Transcarioca vai desapropriar quase 500 imóveis em Olaria

RIO - A polêmica criada por desapropriações de imóveis em áreas residenciais para projetos de infraestrutura da Copa do Mundo de 2014 e das Olimpíadas de 2016 chegou a uma nova área da Zona Norte. A segunda fase do projeto do BRT Transcarioca (da Barra até o Aeroporto Internacional Tom Jobim), que deve começar em 30 dias, prevê a desapropriação parcial ou total de quase 500 imóveis, em ruas ocupadas principalmente por casas e prédios em Olaria. Desse total, quase 400 estão localizados numa só via: a Estrada Engenho da Pedra.

Pelo projeto da prefeitura, o BRT sairá da Penha e seguirá pela Estrada Engenho da Pedra para chegar à Avenida Brasil. Moradores da região, no entanto, fundaram uma entidade para acompanhar o projeto e reuniram mais de quatro mil assinaturas, reivindicando a alteração do traçado. Eles querem que o BRT siga pela Rua Uranos e chegue à Avenida Brasil por uma via, a ser aberta, paralela à Linha Amarela. A Associação Comercial e Empresarial de Ramos e Olaria, porém, defende o projeto apresentado pela prefeitura.

Moradores acreditam que o número de desapropriações totais possa ser maior do que o previsto, porque a Estrada Engenho da Pedra é muito estreita. O decreto do prefeito Eduardo Paes com a lista de imóveis a serem desapropriados foi divulgado em junho, antes da realização de estudos topográficos.

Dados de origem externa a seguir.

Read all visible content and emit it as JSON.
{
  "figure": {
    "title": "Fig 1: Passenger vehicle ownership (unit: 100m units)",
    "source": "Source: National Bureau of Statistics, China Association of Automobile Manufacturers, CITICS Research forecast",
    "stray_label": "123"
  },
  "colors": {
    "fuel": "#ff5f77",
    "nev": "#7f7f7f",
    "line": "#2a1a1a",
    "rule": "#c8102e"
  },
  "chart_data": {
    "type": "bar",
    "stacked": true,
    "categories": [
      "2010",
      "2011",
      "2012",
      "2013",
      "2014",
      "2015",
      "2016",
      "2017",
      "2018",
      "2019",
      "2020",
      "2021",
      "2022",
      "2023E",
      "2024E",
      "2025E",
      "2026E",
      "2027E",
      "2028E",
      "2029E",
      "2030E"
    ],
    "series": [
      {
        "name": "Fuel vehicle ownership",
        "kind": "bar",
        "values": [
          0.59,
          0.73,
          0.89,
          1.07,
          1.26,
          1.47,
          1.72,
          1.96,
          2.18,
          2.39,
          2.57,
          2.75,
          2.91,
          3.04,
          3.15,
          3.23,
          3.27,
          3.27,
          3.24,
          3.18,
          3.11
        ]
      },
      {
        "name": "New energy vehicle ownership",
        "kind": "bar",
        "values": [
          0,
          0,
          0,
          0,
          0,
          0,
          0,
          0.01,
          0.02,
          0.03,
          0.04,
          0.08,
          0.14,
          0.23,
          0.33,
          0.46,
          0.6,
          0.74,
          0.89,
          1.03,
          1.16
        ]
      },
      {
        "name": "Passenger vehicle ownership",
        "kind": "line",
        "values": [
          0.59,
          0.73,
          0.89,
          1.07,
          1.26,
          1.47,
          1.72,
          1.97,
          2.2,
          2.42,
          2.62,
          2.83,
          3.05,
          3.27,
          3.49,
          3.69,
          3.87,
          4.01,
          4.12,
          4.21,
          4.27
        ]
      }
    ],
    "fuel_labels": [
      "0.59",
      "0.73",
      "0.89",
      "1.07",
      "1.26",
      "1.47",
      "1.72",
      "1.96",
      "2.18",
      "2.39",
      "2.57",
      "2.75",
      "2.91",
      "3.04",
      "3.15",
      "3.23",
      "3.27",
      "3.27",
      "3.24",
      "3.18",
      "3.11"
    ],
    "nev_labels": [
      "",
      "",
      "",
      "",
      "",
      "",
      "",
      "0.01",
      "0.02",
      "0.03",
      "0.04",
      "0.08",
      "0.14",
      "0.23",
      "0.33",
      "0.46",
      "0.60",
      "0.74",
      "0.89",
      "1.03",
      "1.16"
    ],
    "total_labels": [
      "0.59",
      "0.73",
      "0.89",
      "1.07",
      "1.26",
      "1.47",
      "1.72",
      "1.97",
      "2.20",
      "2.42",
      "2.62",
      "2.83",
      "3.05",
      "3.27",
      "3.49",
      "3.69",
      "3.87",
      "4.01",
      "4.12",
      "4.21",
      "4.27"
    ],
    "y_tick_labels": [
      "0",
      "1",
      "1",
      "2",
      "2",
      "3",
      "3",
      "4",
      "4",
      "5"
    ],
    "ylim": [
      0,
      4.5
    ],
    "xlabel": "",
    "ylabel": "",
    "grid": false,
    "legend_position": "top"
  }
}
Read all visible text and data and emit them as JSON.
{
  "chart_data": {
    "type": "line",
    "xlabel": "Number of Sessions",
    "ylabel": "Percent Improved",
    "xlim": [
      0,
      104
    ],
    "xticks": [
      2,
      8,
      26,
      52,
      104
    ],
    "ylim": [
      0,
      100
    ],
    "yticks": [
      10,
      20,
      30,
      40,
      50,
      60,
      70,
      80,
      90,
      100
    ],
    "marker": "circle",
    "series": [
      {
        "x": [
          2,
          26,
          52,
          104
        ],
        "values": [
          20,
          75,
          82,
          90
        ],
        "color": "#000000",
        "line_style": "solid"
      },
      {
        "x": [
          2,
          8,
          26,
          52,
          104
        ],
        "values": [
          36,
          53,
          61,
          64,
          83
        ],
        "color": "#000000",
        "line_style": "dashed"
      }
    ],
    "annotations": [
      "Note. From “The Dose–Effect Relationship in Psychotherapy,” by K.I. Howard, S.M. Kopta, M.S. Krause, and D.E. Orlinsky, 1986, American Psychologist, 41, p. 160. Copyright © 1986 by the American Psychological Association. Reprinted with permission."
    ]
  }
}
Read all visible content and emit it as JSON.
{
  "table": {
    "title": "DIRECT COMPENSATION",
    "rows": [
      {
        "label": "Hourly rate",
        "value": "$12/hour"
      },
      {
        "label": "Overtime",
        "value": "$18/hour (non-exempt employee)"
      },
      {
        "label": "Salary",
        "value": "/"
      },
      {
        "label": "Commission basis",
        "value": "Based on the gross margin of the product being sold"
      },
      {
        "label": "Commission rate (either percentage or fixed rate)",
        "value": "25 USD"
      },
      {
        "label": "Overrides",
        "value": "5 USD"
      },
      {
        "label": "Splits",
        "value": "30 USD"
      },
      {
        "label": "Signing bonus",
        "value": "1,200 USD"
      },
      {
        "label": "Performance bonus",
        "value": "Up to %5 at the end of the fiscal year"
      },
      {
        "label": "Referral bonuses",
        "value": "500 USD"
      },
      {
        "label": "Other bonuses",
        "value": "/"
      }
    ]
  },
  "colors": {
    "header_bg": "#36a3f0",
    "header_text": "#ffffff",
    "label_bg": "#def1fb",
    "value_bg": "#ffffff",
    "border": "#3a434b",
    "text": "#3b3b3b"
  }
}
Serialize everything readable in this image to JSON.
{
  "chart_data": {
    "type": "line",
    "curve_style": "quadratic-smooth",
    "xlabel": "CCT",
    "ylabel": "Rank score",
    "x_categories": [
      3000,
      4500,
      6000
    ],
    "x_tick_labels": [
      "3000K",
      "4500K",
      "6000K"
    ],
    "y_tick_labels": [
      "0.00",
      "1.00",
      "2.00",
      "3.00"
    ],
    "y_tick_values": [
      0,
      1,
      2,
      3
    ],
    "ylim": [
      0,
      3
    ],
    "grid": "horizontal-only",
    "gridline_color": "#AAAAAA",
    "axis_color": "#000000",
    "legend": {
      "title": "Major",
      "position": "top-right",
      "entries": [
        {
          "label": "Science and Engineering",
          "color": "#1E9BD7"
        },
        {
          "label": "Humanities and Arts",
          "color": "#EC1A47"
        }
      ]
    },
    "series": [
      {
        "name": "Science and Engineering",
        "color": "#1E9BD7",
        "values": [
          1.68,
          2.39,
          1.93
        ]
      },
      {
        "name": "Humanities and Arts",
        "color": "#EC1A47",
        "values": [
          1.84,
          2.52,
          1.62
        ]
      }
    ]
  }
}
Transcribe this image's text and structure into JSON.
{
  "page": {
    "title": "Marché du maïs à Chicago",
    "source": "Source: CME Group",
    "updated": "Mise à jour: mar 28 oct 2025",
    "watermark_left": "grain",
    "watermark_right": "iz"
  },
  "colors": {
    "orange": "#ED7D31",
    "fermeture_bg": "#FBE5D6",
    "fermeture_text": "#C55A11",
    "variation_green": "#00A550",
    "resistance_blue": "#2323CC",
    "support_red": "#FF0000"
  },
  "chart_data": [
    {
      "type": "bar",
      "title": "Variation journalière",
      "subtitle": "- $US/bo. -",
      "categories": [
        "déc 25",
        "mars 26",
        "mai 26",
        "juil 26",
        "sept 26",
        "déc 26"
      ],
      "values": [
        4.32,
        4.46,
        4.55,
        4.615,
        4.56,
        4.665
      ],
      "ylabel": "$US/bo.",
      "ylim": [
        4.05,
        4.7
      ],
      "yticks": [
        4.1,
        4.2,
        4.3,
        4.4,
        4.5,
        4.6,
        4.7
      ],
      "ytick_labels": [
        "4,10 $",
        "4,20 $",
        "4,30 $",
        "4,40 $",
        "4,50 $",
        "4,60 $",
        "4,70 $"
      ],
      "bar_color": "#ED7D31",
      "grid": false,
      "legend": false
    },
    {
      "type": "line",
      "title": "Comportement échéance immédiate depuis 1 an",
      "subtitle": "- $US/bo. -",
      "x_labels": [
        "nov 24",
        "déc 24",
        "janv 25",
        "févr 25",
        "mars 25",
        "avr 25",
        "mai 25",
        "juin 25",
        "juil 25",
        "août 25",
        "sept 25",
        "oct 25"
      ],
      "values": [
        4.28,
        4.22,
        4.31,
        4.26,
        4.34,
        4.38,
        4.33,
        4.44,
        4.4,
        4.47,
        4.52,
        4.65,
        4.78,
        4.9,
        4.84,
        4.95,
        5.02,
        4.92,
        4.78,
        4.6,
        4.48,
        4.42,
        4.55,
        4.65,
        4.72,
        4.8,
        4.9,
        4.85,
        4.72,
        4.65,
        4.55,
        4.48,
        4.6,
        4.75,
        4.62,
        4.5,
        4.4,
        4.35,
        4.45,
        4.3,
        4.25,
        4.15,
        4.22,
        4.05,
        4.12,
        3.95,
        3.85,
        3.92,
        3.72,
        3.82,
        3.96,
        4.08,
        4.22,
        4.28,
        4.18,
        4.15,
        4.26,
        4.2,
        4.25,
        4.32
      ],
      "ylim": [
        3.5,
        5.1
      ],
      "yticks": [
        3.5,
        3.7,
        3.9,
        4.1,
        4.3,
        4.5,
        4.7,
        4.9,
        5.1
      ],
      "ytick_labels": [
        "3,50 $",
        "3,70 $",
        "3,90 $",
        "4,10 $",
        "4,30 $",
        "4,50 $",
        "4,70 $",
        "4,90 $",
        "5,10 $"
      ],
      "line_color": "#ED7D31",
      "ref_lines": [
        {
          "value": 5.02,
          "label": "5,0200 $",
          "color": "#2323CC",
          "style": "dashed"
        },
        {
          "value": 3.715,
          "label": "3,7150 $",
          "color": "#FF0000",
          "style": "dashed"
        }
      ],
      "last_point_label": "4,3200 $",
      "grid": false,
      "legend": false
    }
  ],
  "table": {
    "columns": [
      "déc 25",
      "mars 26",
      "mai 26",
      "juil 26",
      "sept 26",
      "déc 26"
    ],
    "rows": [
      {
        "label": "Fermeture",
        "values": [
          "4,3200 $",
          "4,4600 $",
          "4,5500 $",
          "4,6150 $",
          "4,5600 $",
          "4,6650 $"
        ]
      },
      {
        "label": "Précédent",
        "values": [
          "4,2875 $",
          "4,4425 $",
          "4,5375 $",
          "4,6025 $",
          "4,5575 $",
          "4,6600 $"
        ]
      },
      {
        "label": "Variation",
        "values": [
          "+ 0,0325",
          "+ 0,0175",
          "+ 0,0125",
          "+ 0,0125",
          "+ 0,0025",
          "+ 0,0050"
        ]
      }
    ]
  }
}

- O trecho da Rua Uranos que atravessa Olaria tem pelo menos 220 imóveis residenciais e comerciais abandonados (por causa da violência no passado), cuja demolição não causaria tanto impacto social. Não tem sentido desalojar milhares de moradores de uma área residencial - disse Marcos Saldanha, líder do movimento para alterar o traçado do Transcarioca.

Já o presidente da Associação Comercial e Empresarial de Ramos e Olaria, Jorge Medeiros, argumenta que o traçado proposto pelos moradores provocaria mais congestionamentos no entorno da Linha Amarela:

- O percurso que a prefeitura propôs evita mais tráfego e causa menos transtornos para o bairro.

Sílvio Ferreira, proprietário de um colégio que será demolido, reforça o grupo dos descontentes:

- Esse traçado ajudará a esvaziar ainda mais o bairro.

O secretário municipal de Obras, Alexandre Pinto, afirma que o traçado previsto atende a critérios técnicos. Eles descartou a alteração pedida pelos moradores, porque, pela Rua Uranos, o BRT disputaria passageiros com os trens da SuperVia.

- A proposta do BRT é oferecer alternativas de transporte para a população. Na Rua Uranos, ele correria paralelo à linha férrea, competindo por passageiros - disse o secretário.

Ele também descarta a possibilidade de o número de desapropriações ser ainda maior.

- No trecho inicial do Transcarioca (Barra-Penha), prevíamos cerca de 3.600 desapropriações e vamos fechar em cerca de 2.050 - disse.

O secretário explicou que esse foi o traçado aprovado pelo BNDES, que está financiando a implantação do Transcarioca - o valor, R$ 1,2 bilhão, não inclui gastos com desapropriações. O projeto original do BRT iria apenas da Barra até a Penha.

- Qualquer eventual alteração teria que passar pela análise do BNDES. Isso implicaria rever custos e prazos de obras. E estamos trabalhando com um cronograma apertado, já que as obras devem terminar em dezembro de 2013 - acrescentou o secretário.

A segunda fase das obras do Transcarioca, entre a Penha e o Aeroporto Tom Jobim, já foram licitadas. Nessa etapa estão previstos gastos de R$ 542,7 milhões. Na terça-feira, o Instituto Estadual do Ambiente (Inea) fez uma consulta pública sobre o projeto, a última fase antes da concessão da licença ambiental.

Ainda em fase de projeto, o BRT Transolímpico, que ligará a Barra da Tijuca a Deodoro, prevê a demolição de centenas de imóveis. Na relação de casas condenadas, está um condomínio de luxo na Taquara, em Jacarepaguá.